ISSN 1470-3947 (print) | ISSN 1479-6848 (online)

Endocrine Abstracts (2017) 52 P02 | DOI: 10.1530/endoabs.52.P02

Validation of a blood biomarker test for the diagnosis and management of bronchopulmonary neuroendocrine tumors

Irvin Modlin1, Mark Kidd2, Anna Lewczuk3, Kjung-Min Chung2, Agnieska Kolasinska-Cwikla4, Jaroslaw Cwikla5, Anna Lowczak5, Anna Doboszynska5, Margot Tesselaar6, Wieneke Buikhuisen6, Anna Malczewska7, Beata Kos-Kudla7, Matteo Roffinella8, Pier Luigi Filosso8, Tiny Korse6, Mauro Papotti8, Lisa Bodei9 & Ignat Drozdov2


1Yale University, New Haven, Connecticut, USA; 2Wren Laboratories, Branford, Connecticut, USA; 3Medical University of Gdansk, Gdansk, Poland; 4Institute of Oncology, Warsaw, Poland; 5University of Warmia and Mazury, Olztyn, Poland; 6Netherlands Cancer Institute, Amsterdam, Netherlands; 7Medical University of Silesia, Katowice, Poland; 8University of Turin, Turin, Italy; 9Memorial Sloan Kettering Cancer Center, New York, New York, USA.

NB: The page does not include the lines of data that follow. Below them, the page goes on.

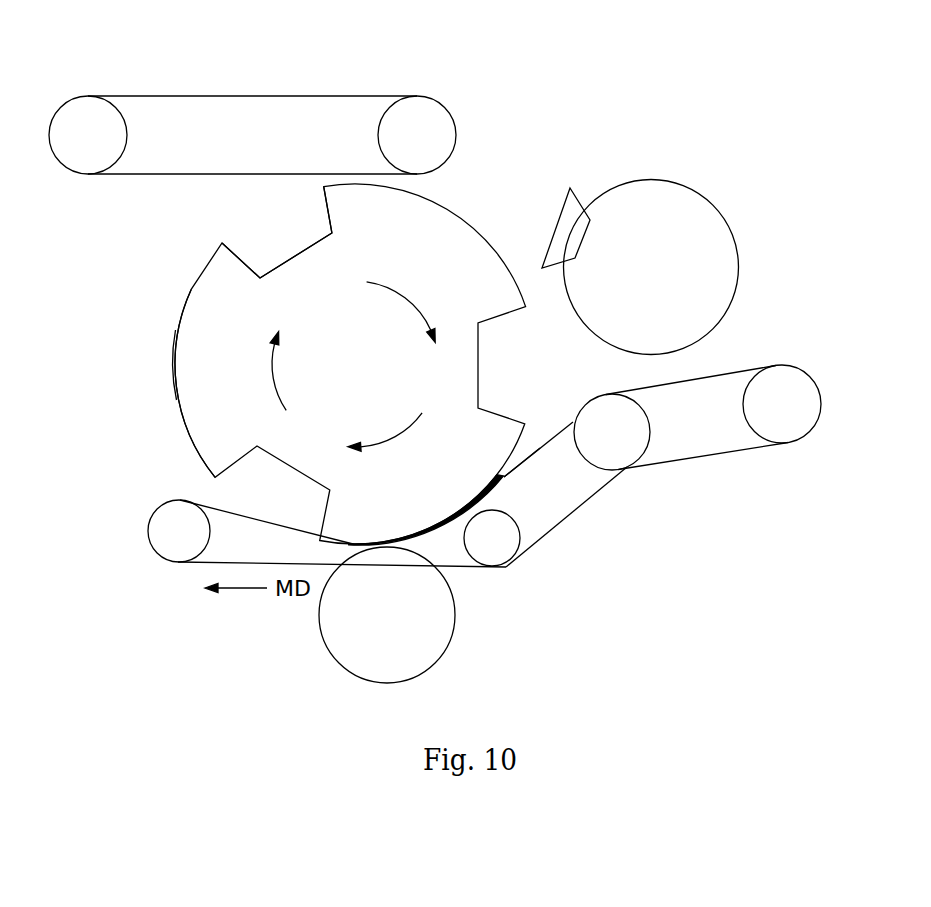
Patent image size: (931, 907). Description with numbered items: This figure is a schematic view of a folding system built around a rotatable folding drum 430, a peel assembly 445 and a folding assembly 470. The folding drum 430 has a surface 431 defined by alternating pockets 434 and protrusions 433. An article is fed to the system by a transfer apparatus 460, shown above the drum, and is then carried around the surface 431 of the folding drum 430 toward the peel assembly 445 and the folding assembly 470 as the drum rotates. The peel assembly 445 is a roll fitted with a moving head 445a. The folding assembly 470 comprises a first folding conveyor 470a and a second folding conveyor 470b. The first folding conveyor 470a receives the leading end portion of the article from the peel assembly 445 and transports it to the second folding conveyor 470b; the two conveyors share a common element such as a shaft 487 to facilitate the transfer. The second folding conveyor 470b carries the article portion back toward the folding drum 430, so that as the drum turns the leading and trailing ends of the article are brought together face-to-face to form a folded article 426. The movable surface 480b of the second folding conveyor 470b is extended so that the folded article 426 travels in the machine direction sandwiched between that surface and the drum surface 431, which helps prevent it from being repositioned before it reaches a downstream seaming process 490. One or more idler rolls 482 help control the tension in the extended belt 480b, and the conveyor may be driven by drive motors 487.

The transfer apparatus 460 is at (252, 97).
The rotatable folding drum 430 is at (372, 364).
The pockets 434 is at (309, 245).
The surface 431 is at (193, 290).
The protrusions 433 is at (170, 373).
The peel assembly 445 is at (712, 180).
The moving head 445a is at (582, 207).
The folded article 426 is at (468, 505).
The shaft 487 is at (613, 418).
The folding assembly 470 is at (499, 476).
The first folding conveyor 470a is at (705, 438).
The second folding conveyor 470b is at (662, 490).
The movable surface 480b is at (520, 477).
The idler rolls 482 is at (495, 555).
The seaming process 490 is at (380, 672).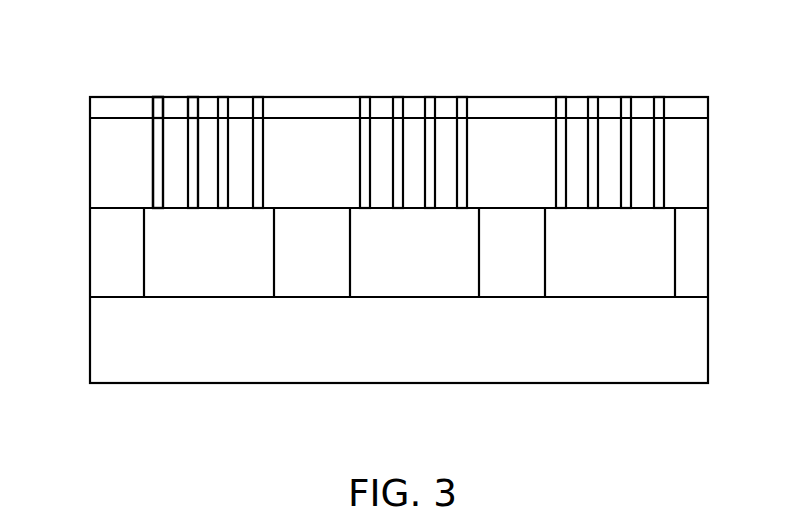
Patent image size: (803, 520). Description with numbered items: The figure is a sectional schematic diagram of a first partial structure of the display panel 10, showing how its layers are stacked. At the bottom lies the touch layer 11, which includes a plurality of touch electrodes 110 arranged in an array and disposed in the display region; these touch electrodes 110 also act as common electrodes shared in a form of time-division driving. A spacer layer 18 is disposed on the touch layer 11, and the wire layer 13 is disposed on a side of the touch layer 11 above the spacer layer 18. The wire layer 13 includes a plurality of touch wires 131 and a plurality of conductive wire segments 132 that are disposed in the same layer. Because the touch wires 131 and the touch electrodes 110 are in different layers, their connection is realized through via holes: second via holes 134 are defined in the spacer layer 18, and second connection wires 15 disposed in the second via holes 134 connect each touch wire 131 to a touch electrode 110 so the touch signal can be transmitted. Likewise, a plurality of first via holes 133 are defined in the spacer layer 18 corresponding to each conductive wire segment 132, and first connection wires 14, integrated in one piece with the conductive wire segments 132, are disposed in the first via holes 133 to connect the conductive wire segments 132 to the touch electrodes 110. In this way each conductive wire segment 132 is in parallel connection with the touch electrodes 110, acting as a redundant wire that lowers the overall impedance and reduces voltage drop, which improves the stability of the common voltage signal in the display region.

The display panel 10 is at (46, 46).
The touch layer 11 is at (685, 259).
The touch electrodes 110 is at (212, 260).
The wire layer 13 is at (685, 108).
The touch wires 131 is at (162, 115).
The conductive wire segments 132 is at (195, 115).
The first via holes 133 is at (198, 137).
The second via holes 134 is at (150, 137).
The first connection wires 14 is at (193, 187).
The second connection wires 15 is at (162, 159).
The spacer layer 18 is at (685, 163).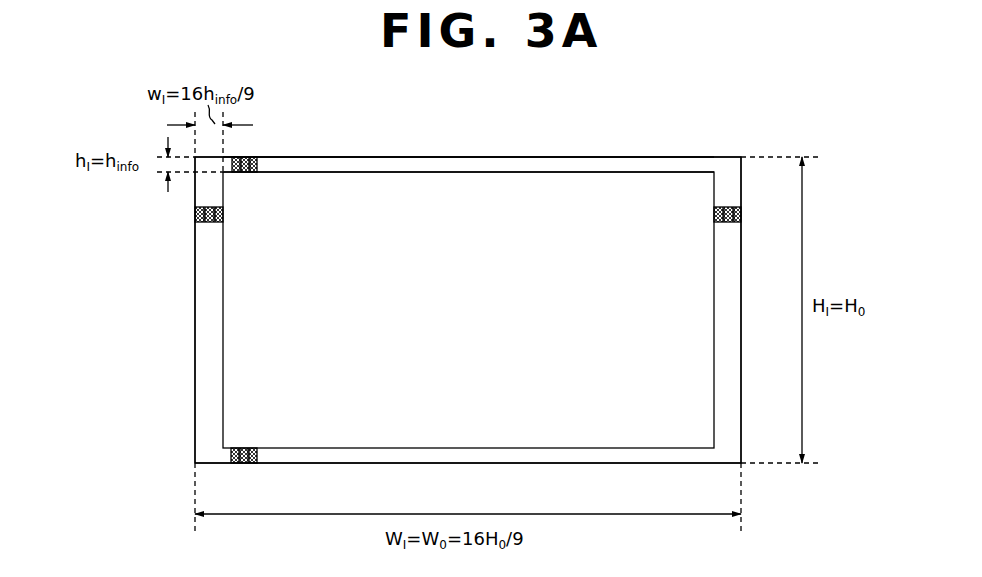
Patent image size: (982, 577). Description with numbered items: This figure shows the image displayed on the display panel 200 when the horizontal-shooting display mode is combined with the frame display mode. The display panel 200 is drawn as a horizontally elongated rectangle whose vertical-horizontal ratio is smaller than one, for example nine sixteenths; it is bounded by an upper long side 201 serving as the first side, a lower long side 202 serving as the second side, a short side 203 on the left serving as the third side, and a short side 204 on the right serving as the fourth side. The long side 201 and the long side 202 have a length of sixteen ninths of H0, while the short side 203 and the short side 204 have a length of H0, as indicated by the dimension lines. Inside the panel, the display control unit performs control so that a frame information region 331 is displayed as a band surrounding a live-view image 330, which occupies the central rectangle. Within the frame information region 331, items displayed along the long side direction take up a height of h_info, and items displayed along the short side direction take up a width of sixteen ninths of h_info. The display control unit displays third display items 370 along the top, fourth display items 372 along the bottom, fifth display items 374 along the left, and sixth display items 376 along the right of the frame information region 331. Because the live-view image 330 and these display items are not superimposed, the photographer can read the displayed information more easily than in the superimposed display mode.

The display panel 200 is at (699, 130).
The long side 201 is at (615, 157).
The long side 202 is at (578, 463).
The short side 203 is at (195, 333).
The short side 204 is at (742, 373).
The live-view image 330 is at (535, 172).
The frame information region 331 is at (438, 160).
The third display items 370 is at (247, 172).
The fourth display items 372 is at (245, 448).
The fifth display items 374 is at (210, 222).
The sixth display items 376 is at (727, 222).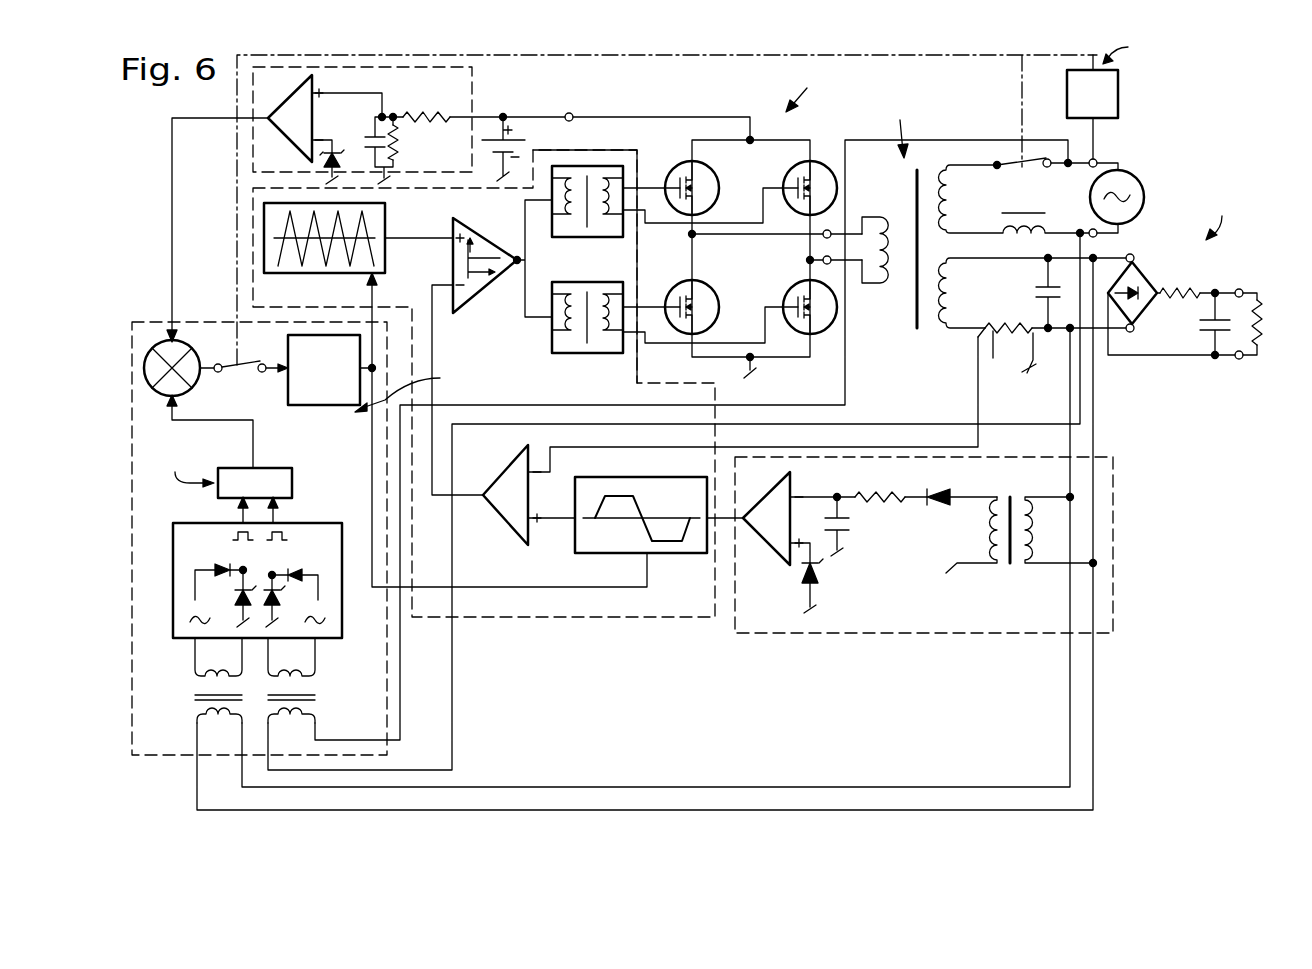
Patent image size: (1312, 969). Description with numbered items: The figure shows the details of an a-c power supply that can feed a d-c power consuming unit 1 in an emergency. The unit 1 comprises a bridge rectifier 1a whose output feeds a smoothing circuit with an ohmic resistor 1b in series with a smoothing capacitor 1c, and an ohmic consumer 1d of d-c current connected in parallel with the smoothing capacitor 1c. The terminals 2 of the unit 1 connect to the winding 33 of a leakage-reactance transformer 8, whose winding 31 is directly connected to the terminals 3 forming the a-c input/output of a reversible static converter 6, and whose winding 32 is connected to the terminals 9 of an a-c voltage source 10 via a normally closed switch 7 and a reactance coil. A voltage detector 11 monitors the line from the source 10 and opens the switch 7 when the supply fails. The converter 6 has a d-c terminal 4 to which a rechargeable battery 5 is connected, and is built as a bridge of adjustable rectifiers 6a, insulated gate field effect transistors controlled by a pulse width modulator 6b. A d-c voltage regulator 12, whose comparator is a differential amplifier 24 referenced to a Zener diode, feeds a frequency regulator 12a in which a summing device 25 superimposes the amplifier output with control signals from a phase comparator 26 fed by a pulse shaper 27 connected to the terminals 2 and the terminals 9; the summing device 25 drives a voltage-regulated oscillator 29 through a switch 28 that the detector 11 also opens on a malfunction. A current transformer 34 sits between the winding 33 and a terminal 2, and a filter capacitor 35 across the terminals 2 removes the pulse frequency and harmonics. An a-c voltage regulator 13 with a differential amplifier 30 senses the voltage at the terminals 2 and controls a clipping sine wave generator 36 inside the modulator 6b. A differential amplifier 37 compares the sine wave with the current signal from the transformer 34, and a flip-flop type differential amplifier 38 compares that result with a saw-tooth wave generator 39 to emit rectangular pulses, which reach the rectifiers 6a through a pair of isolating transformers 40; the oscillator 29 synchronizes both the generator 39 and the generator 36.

The d-c power consuming unit 1 is at (1218, 216).
The rectifier 1a is at (1144, 283).
The ohmic resistor 1b is at (1194, 288).
The smoothing capacitor 1c is at (1201, 326).
The ohmic consumer 1d is at (1262, 334).
The terminals 2 is at (1134, 256).
The terminals 3 is at (832, 231).
The terminal 4 is at (571, 114).
The rechargeable battery 5 is at (512, 149).
The static converter 6 is at (804, 88).
The adjustable rectifiers 6a is at (787, 173).
The pulse width modulator 6b is at (614, 149).
The switch 7 is at (1022, 162).
The leakage-reactance transformer 8 is at (906, 211).
The terminals 9 is at (1098, 160).
The a-c voltage source 10 is at (1146, 189).
The voltage detector 11 is at (1120, 93).
The d-c voltage regulator 12 is at (472, 98).
The frequency regulator 12a is at (389, 678).
The a-c voltage regulator 13 is at (913, 636).
The differential amplifier 24 is at (293, 92).
The summing device 25 is at (187, 351).
The phase comparator 26 is at (264, 468).
The pulse shaper 27 is at (314, 522).
The switch 28 is at (237, 368).
The voltage-regulated oscillator 29 is at (347, 408).
The differential amplifier 30 is at (786, 491).
The winding 31 is at (894, 286).
The winding 32 is at (951, 193).
The winding 33 is at (940, 333).
The current transformer 34 is at (1007, 356).
The filter capacitor 35 is at (1034, 293).
The sine wave generator 36 is at (573, 548).
The differential amplifier 37 is at (504, 478).
The differential amplifier 38 is at (478, 238).
The saw-tooth wave generator 39 is at (387, 223).
The isolating transformers 40 is at (566, 282).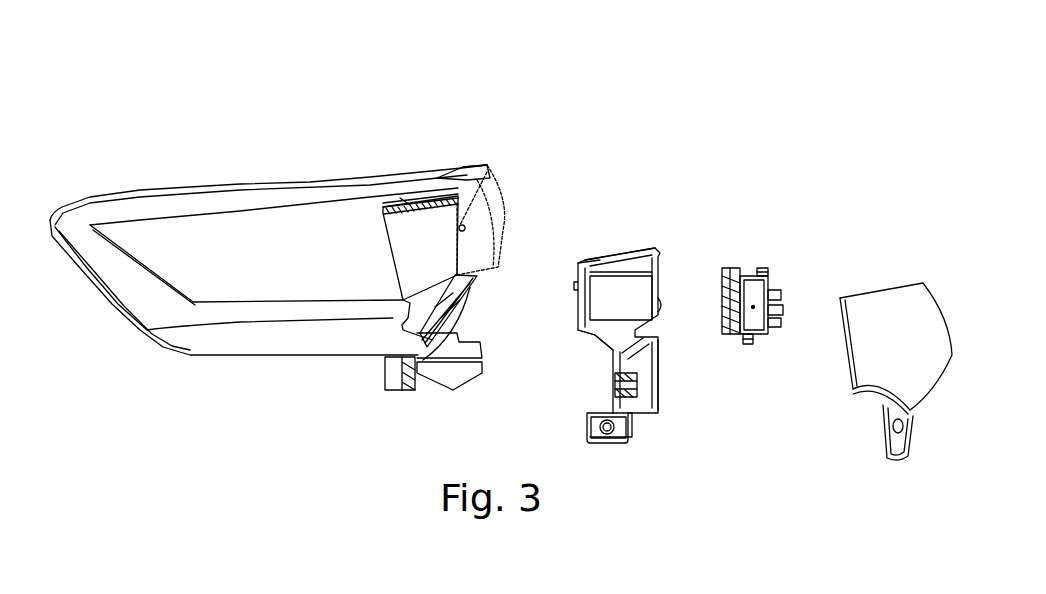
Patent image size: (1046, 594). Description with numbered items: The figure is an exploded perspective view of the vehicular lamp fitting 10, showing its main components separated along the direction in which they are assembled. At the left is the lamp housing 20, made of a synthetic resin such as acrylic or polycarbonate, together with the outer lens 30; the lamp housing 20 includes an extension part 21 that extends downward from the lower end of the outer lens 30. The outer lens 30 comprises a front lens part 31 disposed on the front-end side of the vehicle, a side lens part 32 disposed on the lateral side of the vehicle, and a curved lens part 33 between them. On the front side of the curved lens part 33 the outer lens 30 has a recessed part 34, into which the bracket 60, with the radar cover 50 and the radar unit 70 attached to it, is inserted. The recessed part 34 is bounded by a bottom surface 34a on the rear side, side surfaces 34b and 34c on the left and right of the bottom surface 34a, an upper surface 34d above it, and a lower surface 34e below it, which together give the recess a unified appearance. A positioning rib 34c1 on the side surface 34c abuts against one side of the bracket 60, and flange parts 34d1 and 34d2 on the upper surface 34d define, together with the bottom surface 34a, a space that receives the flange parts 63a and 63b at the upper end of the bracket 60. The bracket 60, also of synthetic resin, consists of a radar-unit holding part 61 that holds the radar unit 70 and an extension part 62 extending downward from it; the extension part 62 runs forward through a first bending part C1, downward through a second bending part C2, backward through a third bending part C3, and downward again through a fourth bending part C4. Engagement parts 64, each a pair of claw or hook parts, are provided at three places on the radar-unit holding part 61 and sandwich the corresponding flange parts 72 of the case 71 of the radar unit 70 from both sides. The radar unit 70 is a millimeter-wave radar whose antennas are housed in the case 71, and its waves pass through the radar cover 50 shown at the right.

The vehicular lamp fitting 10 is at (504, 86).
The lamp housing 20 is at (307, 256).
The extension part 21 is at (392, 380).
The outer lens 30 is at (172, 226).
The front lens part 31 is at (219, 226).
The side lens part 32 is at (503, 205).
The curved lens part 33 is at (410, 205).
The recessed part 34 is at (460, 239).
The bottom surface 34a is at (477, 278).
The side surface 34b is at (403, 253).
The side surface 34c is at (503, 250).
The positioning rib 34c1 is at (465, 228).
The upper surface 34d is at (440, 199).
The flange part 34d1 is at (405, 203).
The flange part 34d2 is at (463, 168).
The lower surface 34e is at (470, 320).
The radar cover 50 is at (890, 293).
The bracket 60 is at (633, 329).
The radar-unit holding part 61 is at (661, 288).
The extension part 62 is at (658, 395).
The flange part 63a is at (600, 260).
The flange part 63b is at (628, 252).
The engagement part 64 is at (662, 256).
The radar unit 70 is at (763, 308).
The case 71 is at (783, 303).
The flange part 72 is at (730, 269).
The first bending part C1 is at (598, 337).
The second bending part C2 is at (645, 352).
The third bending part C3 is at (645, 418).
The fourth bending part C4 is at (587, 423).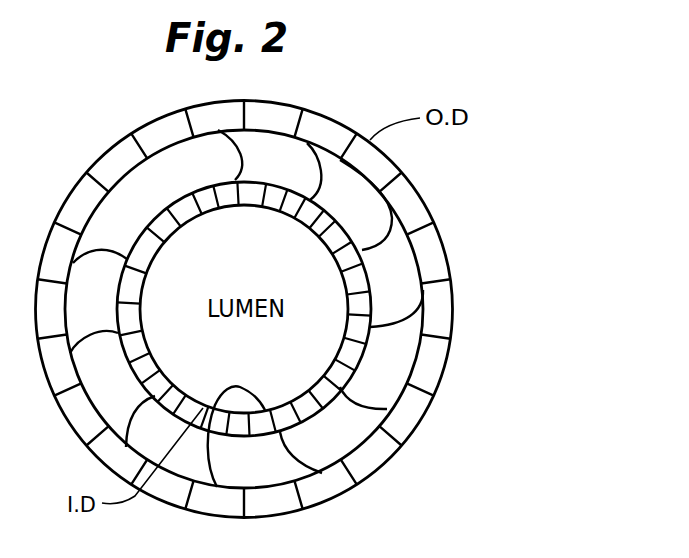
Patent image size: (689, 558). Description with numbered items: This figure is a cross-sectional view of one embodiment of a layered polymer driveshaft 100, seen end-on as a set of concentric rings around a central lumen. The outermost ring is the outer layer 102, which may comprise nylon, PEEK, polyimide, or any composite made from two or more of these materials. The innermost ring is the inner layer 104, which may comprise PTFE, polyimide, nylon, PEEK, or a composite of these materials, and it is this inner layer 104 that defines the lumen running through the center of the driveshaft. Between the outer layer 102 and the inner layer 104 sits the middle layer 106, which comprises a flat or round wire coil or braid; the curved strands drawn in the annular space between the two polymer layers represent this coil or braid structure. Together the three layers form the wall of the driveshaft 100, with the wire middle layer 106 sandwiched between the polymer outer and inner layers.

The layered polymer driveshaft 100 is at (355, 85).
The outer layer 102 is at (433, 253).
The inner layer 104 is at (327, 400).
The middle layer 106 is at (393, 353).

Background: There is currently no effective blood biomarker for lung neuroendocrine neoplasia diagnosis and management. We describe the clinical utility of a 51 neuroendocrine-specific gene expression set in blood to diagnose bronchopulmonary neuroendocrine tumors (BPNETs) and define their clinical status.

Methods: The discovery set included BPNETs (n=154) and controls (n=90), randomly assigned (1:1) to a test and validation set. Specificity was evaluated in: lung adeno (n=54) and squamous cell carcinoma: (n=37), other neuroendocrine neoplasia (n=13), and COPD: (n=18). We assessed clinical efficacy: disease presence versus absence in a surgical cohort (n=45) and progressive versus stable disease (n=154). We measured gene expression (real-time PCR) and chromogranin (ELISA-Euro Diagnostica). Gene expression and CgA levels were evaluated by non-parametric, ROC, Fisher’s test and decision curve analysis.

Findings: Control gene levels were 6±6% and elevated in test (47±3%) and validation (50±3%) cohorts (P<0.0001). Sensitivity and specificities were respectively 94 & 95%; 82 & 93%. The AUC for differentiating carcinoids from controls was 0.98–0.99. Levels were elevated in other lung neuroendocrine neoplasia (59±9%) but were low in non-neuroendocrine lung cancers (23±3%) and COPD (23±0.8%). Progressive disease (n=49) was significantly higher (72±23%; P<0.0001) than stable disease (n=105; 33±17%). The AUC for differentiating progressive/stable was 0.89±0.03. Tumor resection significantly decreased scores (70±7% to 23±3%, P=0.0005). Levels in surgical recurrent or residual disease remained elevated: 66±8%. CgA was elevated in only 38% of carcinoids and levels were unrelated to clinical status (AUC: 0.51±0.05). Decision Curve Analysis confirmed the utility of gene expression analysis (net benefit>75% to a disease risk threshold of 0.92 vs <30% for CgA).

Interpretation: NET-specific gene measurement in blood accurately diagnoses bronchopulmonary carcinoid neoplasia. Gene expression levels identify the effectiveness of surgery and distinguish stable from progressive disease.